The UK had shown its ability to be ahead of the rest of the world in scientific research and clinical trials for vaccines, he said.

“They didn’t come from a pandemic planning strategy, held by PHE [Public Health England]. They came from strong academic science and have been allowed to flourish in this environment and, without them, we’d be in real trouble.

“So I think we have to go back and think about how our healthcare system and our public health system thinks much more strategically about how we get ready for pandemics, rather than try to react after they’ve arrived on the doorstep, because I think that’s where the problem was.”

Bell said the UK was “pretty complacent” about its manufacturing capacity for vaccines before the pandemic.

“Our vaccine manufacturing capability was allowed to drift and was pretty lamentable at the beginning of this,” he said. “You don’t want to rely on importing vaccine from the US because you’re not going to get it at this stage.”

This pandemic was “not a one-off” that would not recur for centuries, he said.

“Since 2000 we’ve had eight close calls, which should have made us wake up.
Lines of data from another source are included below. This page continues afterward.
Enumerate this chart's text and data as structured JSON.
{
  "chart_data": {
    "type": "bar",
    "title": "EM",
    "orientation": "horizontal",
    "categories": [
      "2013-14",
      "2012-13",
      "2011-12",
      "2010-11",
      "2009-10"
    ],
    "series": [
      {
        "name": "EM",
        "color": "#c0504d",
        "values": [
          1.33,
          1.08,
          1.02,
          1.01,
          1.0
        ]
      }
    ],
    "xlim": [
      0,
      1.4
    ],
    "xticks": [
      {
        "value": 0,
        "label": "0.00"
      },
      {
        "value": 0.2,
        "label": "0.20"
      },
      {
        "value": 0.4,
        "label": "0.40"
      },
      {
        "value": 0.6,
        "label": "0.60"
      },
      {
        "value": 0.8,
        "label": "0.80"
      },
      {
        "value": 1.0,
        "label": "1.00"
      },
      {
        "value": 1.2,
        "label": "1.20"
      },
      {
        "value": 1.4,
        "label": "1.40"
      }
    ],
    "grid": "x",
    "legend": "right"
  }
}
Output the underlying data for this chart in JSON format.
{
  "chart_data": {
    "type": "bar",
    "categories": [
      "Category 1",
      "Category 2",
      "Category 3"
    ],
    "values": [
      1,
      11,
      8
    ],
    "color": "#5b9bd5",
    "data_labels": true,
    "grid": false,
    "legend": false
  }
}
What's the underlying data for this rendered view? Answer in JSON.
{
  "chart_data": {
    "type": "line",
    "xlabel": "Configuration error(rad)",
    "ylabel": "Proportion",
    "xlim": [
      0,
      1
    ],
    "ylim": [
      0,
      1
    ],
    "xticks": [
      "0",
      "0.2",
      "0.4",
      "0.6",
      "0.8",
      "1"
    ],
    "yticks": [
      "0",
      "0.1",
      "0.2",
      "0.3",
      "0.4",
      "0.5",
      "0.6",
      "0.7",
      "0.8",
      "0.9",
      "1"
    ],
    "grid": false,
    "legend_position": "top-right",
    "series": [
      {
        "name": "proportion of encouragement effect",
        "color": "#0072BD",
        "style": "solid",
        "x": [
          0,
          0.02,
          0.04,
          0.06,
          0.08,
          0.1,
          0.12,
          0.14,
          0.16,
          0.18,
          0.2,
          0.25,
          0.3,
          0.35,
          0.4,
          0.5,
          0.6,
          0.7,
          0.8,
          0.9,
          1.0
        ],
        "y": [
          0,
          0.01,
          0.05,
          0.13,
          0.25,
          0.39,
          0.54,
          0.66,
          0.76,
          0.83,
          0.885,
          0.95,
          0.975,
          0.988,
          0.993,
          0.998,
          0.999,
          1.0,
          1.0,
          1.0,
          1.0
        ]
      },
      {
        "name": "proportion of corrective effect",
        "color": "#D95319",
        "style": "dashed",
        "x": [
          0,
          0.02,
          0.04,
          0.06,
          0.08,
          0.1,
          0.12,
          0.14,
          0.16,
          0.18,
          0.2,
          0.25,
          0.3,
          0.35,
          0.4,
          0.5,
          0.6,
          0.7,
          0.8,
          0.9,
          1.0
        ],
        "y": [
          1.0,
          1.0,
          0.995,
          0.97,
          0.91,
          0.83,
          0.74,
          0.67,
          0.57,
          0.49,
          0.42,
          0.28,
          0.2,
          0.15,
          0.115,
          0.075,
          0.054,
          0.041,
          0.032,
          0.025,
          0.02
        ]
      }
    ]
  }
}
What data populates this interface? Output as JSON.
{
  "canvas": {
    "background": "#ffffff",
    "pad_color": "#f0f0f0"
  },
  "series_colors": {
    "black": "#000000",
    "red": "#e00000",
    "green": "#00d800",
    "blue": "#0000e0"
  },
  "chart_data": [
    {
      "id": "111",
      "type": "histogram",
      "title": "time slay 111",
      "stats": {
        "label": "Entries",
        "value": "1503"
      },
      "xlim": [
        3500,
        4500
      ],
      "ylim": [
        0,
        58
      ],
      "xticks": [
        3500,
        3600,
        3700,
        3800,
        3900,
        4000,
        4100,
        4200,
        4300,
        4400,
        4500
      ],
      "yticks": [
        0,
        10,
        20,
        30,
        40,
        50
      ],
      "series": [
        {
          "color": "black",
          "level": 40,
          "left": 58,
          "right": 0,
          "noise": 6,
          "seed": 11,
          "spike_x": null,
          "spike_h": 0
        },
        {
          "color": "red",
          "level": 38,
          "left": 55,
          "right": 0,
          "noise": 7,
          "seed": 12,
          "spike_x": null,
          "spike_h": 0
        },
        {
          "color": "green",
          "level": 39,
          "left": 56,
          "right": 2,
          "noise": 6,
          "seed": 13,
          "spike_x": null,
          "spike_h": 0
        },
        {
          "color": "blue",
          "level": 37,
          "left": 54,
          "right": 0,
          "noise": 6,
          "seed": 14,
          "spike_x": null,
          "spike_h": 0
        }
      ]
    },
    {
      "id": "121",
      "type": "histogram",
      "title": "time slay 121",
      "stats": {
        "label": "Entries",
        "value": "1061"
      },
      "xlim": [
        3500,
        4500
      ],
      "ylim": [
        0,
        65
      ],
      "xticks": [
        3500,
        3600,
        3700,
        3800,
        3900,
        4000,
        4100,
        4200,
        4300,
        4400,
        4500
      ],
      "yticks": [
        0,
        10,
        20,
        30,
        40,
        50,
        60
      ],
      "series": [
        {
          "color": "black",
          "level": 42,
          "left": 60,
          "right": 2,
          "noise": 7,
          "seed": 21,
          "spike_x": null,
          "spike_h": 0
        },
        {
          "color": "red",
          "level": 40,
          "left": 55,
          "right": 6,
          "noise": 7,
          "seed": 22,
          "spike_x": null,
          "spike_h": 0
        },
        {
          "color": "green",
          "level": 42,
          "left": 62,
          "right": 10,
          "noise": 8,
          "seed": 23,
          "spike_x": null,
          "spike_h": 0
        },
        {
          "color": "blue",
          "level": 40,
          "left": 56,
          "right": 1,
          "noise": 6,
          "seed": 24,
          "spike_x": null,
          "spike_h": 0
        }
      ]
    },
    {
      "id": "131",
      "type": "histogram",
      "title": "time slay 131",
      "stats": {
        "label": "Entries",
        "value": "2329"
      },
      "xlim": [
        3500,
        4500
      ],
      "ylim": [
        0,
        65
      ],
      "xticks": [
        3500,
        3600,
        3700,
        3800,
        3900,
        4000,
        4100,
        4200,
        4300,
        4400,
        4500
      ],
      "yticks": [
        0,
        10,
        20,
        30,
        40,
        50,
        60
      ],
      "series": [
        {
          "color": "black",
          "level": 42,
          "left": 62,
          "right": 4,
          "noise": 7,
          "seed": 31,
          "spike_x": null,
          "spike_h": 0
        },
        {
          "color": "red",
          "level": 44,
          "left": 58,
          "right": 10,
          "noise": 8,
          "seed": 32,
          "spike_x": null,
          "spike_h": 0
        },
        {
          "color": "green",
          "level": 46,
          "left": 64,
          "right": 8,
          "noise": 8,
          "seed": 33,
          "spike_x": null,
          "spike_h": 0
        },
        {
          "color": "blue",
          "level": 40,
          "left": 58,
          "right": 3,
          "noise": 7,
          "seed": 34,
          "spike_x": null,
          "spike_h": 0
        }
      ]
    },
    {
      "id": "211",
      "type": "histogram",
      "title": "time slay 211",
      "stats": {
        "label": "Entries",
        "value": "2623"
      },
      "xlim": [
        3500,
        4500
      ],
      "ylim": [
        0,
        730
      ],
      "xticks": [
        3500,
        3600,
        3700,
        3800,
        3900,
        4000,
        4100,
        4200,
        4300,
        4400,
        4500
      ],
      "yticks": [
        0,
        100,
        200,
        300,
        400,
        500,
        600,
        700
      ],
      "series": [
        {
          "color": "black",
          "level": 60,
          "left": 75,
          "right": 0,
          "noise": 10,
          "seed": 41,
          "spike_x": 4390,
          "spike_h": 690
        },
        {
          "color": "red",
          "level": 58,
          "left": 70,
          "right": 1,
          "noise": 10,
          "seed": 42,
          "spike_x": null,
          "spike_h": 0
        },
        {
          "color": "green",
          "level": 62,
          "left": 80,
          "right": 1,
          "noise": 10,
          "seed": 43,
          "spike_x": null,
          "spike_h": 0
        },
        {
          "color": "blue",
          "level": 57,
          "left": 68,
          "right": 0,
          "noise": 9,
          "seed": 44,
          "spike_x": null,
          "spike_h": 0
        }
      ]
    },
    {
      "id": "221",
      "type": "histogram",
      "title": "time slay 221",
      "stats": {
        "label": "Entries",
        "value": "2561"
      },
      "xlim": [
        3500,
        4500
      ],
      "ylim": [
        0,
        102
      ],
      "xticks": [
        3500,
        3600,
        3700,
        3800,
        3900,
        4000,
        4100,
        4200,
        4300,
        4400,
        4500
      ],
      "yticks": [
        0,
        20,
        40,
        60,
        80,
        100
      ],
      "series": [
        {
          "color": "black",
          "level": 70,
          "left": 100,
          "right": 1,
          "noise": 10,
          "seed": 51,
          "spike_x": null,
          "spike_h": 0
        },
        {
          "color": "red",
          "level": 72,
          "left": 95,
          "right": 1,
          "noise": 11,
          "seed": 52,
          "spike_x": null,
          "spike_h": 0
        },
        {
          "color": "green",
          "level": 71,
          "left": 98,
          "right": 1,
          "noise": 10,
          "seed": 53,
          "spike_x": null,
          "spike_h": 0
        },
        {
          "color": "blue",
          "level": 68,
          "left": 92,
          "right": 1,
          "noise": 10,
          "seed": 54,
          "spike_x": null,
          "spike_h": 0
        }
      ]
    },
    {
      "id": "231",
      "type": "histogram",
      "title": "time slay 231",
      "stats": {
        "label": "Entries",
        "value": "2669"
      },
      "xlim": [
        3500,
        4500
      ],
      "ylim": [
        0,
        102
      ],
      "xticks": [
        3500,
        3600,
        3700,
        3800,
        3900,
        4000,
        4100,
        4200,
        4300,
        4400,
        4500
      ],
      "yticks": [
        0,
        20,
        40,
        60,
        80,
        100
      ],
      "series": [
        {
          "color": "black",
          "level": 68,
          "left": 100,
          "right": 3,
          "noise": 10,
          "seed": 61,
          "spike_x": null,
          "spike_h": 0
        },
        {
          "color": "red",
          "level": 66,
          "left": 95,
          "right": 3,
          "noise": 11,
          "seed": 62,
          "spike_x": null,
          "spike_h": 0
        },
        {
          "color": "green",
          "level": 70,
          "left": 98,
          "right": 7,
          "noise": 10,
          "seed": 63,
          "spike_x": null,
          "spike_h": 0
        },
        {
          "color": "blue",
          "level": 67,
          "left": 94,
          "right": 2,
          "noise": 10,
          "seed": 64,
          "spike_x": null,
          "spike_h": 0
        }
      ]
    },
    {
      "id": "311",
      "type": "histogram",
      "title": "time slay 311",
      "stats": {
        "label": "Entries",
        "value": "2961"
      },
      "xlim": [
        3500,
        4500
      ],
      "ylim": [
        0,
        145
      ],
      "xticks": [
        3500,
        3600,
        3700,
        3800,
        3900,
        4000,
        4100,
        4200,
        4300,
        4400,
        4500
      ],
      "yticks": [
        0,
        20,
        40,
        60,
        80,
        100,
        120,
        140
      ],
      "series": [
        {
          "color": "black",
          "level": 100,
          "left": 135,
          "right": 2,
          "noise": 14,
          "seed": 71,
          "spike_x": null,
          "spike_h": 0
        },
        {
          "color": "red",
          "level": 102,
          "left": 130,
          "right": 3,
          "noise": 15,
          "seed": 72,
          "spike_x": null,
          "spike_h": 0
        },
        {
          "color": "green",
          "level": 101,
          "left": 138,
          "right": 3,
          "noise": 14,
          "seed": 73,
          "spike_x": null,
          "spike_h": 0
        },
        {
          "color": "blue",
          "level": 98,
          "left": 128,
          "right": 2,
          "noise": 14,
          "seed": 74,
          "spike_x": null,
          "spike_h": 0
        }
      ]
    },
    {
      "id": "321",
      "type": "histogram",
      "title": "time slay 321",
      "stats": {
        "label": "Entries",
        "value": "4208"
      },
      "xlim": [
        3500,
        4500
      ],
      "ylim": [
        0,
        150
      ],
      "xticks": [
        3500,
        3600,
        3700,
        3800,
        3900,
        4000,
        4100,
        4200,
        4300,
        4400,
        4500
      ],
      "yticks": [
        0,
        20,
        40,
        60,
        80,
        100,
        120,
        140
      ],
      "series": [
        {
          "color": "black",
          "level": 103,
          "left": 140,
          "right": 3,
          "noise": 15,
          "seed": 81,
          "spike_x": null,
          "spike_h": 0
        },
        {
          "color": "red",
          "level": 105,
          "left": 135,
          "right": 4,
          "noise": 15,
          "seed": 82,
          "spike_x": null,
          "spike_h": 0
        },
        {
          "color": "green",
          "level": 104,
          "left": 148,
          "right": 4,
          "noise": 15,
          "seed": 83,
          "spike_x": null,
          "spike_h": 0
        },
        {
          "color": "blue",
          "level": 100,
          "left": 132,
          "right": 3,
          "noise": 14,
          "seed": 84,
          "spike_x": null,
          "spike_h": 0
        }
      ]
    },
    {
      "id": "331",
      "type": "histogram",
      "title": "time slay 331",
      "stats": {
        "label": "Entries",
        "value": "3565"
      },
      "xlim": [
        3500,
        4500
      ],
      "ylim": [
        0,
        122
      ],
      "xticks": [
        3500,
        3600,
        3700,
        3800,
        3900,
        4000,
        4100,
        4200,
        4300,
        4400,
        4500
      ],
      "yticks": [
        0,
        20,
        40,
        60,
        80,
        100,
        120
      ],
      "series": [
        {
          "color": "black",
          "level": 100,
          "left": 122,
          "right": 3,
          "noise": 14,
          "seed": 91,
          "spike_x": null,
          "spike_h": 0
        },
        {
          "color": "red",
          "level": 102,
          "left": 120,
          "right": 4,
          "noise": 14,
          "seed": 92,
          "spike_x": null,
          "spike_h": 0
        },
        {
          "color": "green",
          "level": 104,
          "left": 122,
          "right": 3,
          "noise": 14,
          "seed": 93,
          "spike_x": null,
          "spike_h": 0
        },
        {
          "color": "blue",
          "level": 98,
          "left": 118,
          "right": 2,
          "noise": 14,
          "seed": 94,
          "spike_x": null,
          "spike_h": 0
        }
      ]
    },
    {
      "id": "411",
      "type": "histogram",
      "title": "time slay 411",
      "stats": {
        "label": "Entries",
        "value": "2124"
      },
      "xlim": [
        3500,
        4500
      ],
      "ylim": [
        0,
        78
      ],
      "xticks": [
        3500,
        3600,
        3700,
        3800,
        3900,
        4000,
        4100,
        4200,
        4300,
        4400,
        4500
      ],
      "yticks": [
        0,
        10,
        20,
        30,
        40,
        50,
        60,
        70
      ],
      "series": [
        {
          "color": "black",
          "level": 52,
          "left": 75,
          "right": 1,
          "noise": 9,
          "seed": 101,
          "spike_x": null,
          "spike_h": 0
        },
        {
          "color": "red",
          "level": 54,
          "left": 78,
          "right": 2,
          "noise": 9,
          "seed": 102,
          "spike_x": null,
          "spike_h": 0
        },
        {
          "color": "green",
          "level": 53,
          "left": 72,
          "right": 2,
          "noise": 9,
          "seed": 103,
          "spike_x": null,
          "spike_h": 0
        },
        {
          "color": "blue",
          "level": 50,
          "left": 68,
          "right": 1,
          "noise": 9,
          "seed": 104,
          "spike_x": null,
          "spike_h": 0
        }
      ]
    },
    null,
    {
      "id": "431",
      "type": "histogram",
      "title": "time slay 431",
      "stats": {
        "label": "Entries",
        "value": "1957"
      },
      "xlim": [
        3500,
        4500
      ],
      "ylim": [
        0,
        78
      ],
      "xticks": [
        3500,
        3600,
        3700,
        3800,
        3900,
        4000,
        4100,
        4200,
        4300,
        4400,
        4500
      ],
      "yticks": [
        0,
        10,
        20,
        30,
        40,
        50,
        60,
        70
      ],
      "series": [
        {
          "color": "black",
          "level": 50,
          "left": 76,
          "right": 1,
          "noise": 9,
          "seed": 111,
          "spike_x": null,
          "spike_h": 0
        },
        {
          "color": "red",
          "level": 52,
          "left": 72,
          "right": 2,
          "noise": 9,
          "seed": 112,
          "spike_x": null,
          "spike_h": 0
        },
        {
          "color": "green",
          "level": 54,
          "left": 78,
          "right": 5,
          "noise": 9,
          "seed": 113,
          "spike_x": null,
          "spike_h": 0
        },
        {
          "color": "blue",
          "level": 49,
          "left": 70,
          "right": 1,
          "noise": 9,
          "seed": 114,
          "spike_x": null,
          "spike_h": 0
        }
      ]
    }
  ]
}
We’ve had three flu epidemics or near-flu epidemics, two Sars episodes, one Mers episode, Zika and Ebola, and any one of those could have blown up to be exactly what we’ve got now, so this needs become part of our national health security infrastructure.”

He said it would be important to immunise as many vulnerable and older people as possible against flu before the winter. At the moment Australia, which usually experiences first the strains of flu the UK can expect, is not having a bad season.

“But then there are these reports coming out of China about a new flu strain, which is a swine flu strain, which always worry you, because many of these strains do emerge out of China,” Bell said.

“Whatever happens is likely to happen through the autumn, getting into the winter, and we’ll have a whole new set of other respiratory viruses floating around and if we happen to have a bad flu season, it will cause lots of trouble and there will be a real challenge, you know doing diagnostics separating the flu from the Covid patients doing all that kind of stuff. So, so we need to be on the front foot.”